The report spotlighted that poppy farmers are very vulnerable to loss of income derived from opium, especially those who count on this earnings source for food security. Moreover, opium cultivation is generally linked to a lack of peace and security, which points out the need for political and economic solutions.

According to Shan Drug Watch program (October 201) by Shan Herald Agency for News, poppy cultivation was continuing unchecked in 46 of the 55 Shan townships, mostly in areas under the control of the Burma Army and its militias. However, unfavorable weather conditions caused a massive drop in opium output during the last season. But, there is no evidence of constant effort by the Burmese regime to eradicate opium. On the contrary, opium farmers throughout the state are being taxed by Burma Army units, Shan Drug Watch said.

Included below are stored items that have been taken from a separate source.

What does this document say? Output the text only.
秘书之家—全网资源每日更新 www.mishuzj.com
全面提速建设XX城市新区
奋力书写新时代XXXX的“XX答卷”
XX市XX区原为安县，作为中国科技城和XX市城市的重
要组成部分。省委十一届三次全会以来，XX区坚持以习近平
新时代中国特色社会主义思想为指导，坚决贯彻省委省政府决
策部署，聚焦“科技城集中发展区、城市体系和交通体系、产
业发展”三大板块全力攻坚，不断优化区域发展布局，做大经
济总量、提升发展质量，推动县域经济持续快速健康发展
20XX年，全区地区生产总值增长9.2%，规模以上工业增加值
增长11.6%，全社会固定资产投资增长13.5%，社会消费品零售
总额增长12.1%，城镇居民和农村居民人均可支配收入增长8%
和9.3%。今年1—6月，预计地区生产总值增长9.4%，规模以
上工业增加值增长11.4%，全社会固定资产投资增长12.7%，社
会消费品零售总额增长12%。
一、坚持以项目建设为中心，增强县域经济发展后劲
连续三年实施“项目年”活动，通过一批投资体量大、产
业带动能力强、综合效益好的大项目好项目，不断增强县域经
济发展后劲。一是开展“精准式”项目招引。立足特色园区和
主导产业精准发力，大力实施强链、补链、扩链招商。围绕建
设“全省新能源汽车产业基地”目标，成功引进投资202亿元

In Kachin State, northern part of Burma, poppy growing areas were up 27 per cent, the UN Office on Drugs and Crime’s annual South-East Asia Opium Survey 2011 said.

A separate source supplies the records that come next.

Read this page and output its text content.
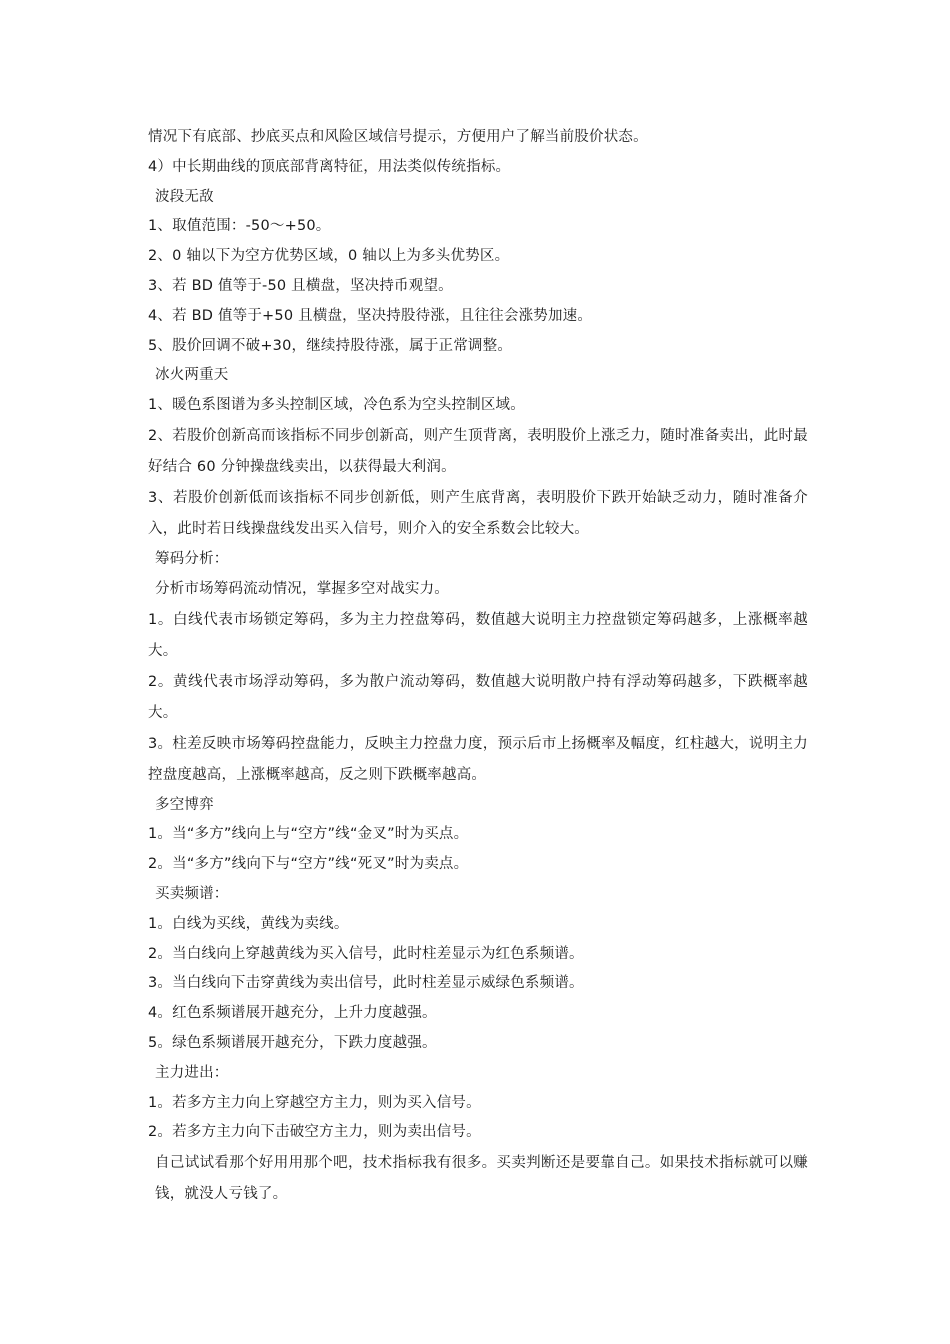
情况下有底部、抄底买点和风险区域信号提示，方便用户了解当前股价状态。
4）中长期曲线的顶底部背离特征，用法类似传统指标。
波段无敌
1、取值范围：-50～+50。
2、0 轴以下为空方优势区域，0 轴以上为多头优势区。
3、若 BD 值等于-50 且横盘，坚决持币观望。
4、若 BD 值等于+50 且横盘，坚决持股待涨，且往往会涨势加速。
5、股价回调不破+30，继续持股待涨，属于正常调整。
冰火两重天
1、暖色系图谱为多头控制区域，冷色系为空头控制区域。
2、若股价创新高而该指标不同步创新高，则产生顶背离，表明股价上涨乏力，随时准备卖出，此时最好结合 60 分钟操盘线卖出，以获得最大利润。
3、若股价创新低而该指标不同步创新低，则产生底背离，表明股价下跌开始缺乏动力，随时准备介入，此时若日线操盘线发出买入信号，则介入的安全系数会比较大。
筹码分析：
分析市场筹码流动情况，掌握多空对战实力。
1。白线代表市场锁定筹码，多为主力控盘筹码，数值越大说明主力控盘锁定筹码越多，上涨概率越大。
2。黄线代表市场浮动筹码，多为散户流动筹码，数值越大说明散户持有浮动筹码越多，下跌概率越大。
3。柱差反映市场筹码控盘能力，反映主力控盘力度，预示后市上扬概率及幅度，红柱越大，说明主力控盘度越高，上涨概率越高，反之则下跌概率越高。
多空博弈
1。当“多方”线向上与“空方”线“金叉”时为买点。
2。当“多方”线向下与“空方”线“死叉”时为卖点。
买卖频谱：
1。白线为买线，黄线为卖线。
2。当白线向上穿越黄线为买入信号，此时柱差显示为红色系频谱。
3。当白线向下击穿黄线为卖出信号，此时柱差显示威绿色系频谱。
4。红色系频谱展开越充分，上升力度越强。
5。绿色系频谱展开越充分，下跌力度越强。
主力进出：
1。若多方主力向上穿越空方主力，则为买入信号。
2。若多方主力向下击破空方主力，则为卖出信号。
自己试试看那个好用用那个吧，技术指标我有很多。买卖判断还是要靠自己。如果技术指标就可以赚钱，就没人亏钱了。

Laos saw its opium poppy cultivation increase from 3,000 hectares in 2010 to 4,100 hectares, up 37 per cent, according to agency estimates.

The agency’s executive director Yuri Fedotov said that the lack of security, political stability and sustainable development are some of the key drivers behind increased opium production. The high prices for opium in Lao DPR and the Thailand, as well as steep price increase in Burma, are also making production attractive to poppy farmers, Fedotov criticized.

Many analysts say that political reforms, improved security and stronger economic growth are needed to shift poppy farmers away from growing opium and to cut drug addiction.

The making of illicit drugs in Burma has considerable international, regional and national end results. At the international level, the opium and heroin produced in the country are consumed in Asia distributed through China and Thailand as well as the rest of Asia, reaching destinations as far away as Australia, North America and Europe.

At the regional level, drugs are at the root of various problems, including the spread of HIV/AIDS fuelled by injecting drug use, corruption of border officials and the large influence of criminal elements seeking on undermining the rule of law and further instability in the border areas.

Some political analysts pointed out, poppy growing and opium production in Shan State have increased over the past two years due to political volatility in Burma and growing economic despondency caused by cronyism, corruption and unprofessional conduct of the military-backed government.